01/10/2010 - 09:45 Hemeroteca

Cartas al director
GRUPO MUNICIPAL SOCIALISTA EN EL AYUNTAMIENTO DE GUADALAJARA
En estos días del mes de agosto cuando algunos descansan disfrutando de unas merecidas vacaciones, y cuando otros siguen buscando trabajo para salir de la situación de desempleo que están sufriendo, el Ayuntamiento de Guadalajara nos envía a nuestros buzones el recibo que “ya toca pagar” del Impuesto de Bienes Inmuebles, el de mayor capacidad recaudatoria, con un incremento nada menos que del 7% respecto del año pasado.
Antonio Román, Alcalde de Guadalajara ha decidido este año subir la contribución en ese porcentaje, muy por encima del IPC a pesar de su compromiso electoral de reducir los impuestos.
El Sr. Román ha engañado a todos los ciudadanos pues ha subido los impuestos y las tasas municipales de una manera abusiva y faltando a la palabra dada. Por poner algunos ejemplos, sólo en este años ha subido el recibo de la recogida de basura un 14%, y el agua y el alcantarillado el 32%, tasas que pagamos todos los ciudadanos por igual con independencia de la capacidad económica de cada uno, y a pesar del contexto de crisis económica que tenemos y del desempleo que seguimos padeciendo.
Este voraz afán recaudatorio del Equipo de Gobierno del PP no responde con la necesidad de solventar el déficit de las arcas municipales. Hoy el escenario es muy distinto al del año 2003 cuando las deudas que dejó el PP superaban los 12 millones de euros.
Román se encontró hace dos años cuando accedió al gobierno, un Ayuntamiento saneado y además en la actualidad existe un superávit de más de 8 millones de euros de la liquidación del presupuesto, casi 14 millones de euros financiados por el Gobierno de España (Plan Zapatero) mediante el que se están ejecutando 23 proyectos de obras en la ciudad, e ingresos provenientes del canon de la privatización de la gestión del agua de 7’5 millones de euros. Nada más y nada menos que 30 millones de euros de ingresos extraordinarios. Pese a tanta liquidez, el Ayuntamiento ahora está pagando a los proveedores a 150 días, cuando en la legislatura anterior con muchísimos menos recursos disponibles, se pagaba a 60 días, “flaco favor” que están haciendo a la pequeña y mediana empresa.

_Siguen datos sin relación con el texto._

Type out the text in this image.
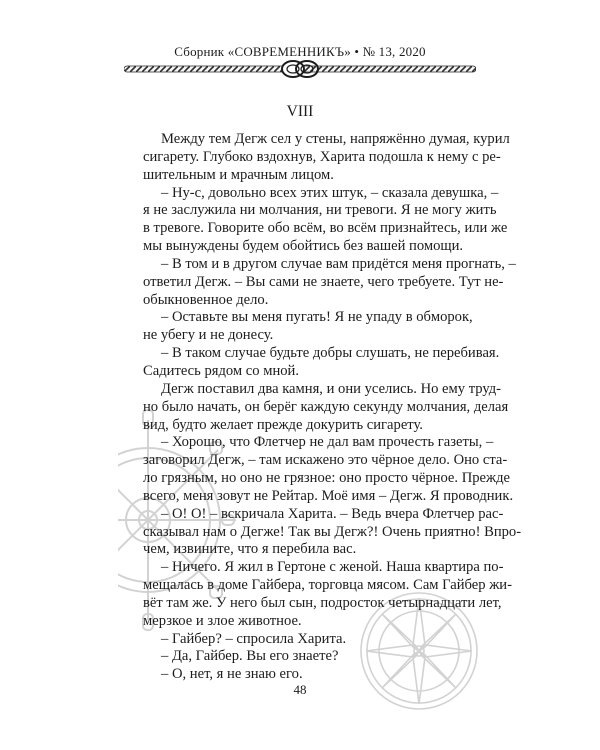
Сборник «СОВРЕМЕННИКЪ» • № 13, 2020
VIII
Между тем Дегж сел у стены, напряжённо думая, курил
сигарету. Глубоко вздохнув, Харита подошла к нему с ре-
шительным и мрачным лицом.
– Ну-с, довольно всех этих штук, – сказала девушка, –
я не заслужила ни молчания, ни тревоги. Я не могу жить
в тревоге. Говорите обо всём, во всём признайтесь, или же
мы вынуждены будем обойтись без вашей помощи.
– В том и в другом случае вам придётся меня прогнать, –
ответил Дегж. – Вы сами не знаете, чего требуете. Тут не-
обыкновенное дело.
– Оставьте вы меня пугать! Я не упаду в обморок,
не убегу и не донесу.
– В таком случае будьте добры слушать, не перебивая.
Садитесь рядом со мной.
Дегж поставил два камня, и они уселись. Но ему труд-
но было начать, он берёг каждую секунду молчания, делая
вид, будто желает прежде докурить сигарету.
– Хорошо, что Флетчер не дал вам прочесть газеты, –
заговорил Дегж, – там искажено это чёрное дело. Оно ста-
ло грязным, но оно не грязное: оно просто чёрное. Прежде
всего, меня зовут не Рейтар. Моё имя – Дегж. Я проводник.
– О! О! – вскричала Харита. – Ведь вчера Флетчер рас-
сказывал нам о Дегже! Так вы Дегж?! Очень приятно! Впро-
чем, извините, что я перебила вас.
– Ничего. Я жил в Гертоне с женой. Наша квартира по-
мещалась в доме Гайбера, торговца мясом. Сам Гайбер жи-
вёт там же. У него был сын, подросток четырнадцати лет,
мерзкое и злое животное.
– Гайбер? – спросила Харита.
– Да, Гайбер. Вы его знаете?
– О, нет, я не знаю его.
48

Frente a esta buena situación económica del Ayuntamiento, con la inflación más baja de los últimos años, que arroja número negativos (-1,4% es la tasa interanual del mes de julio), y con un importante desempleo, la política fiscal de Antonio Román y el Partido Popular es la de subir los impuestos aunque en su programa electoral se comprometía a reducirlos, incumpliendo gravemente su compromiso y faltando una vez más a su palabra.
Un político que miente no tiene credibilidad, un político que engaña a la ciudadanía está carente de compromiso social y de ética política, un equipo de gobierno que despilfarra el dinero público gastando en autobombo y ferias y fiestas más de 1 millón de euros, no tiene legitimidad moral para dirigir una ciudad.
Los precios bajan, pero el Sr. Román sube los impuestos abusando de los contribuyentes y sin adoptar ni una sola medida en materia fiscal que sirva para aliviar la situación por la que están pasando muchas familias, es más rechazó las enmiendas y propuestas presentadas por la oposición dirigidas a paliar en parte estas situaciones.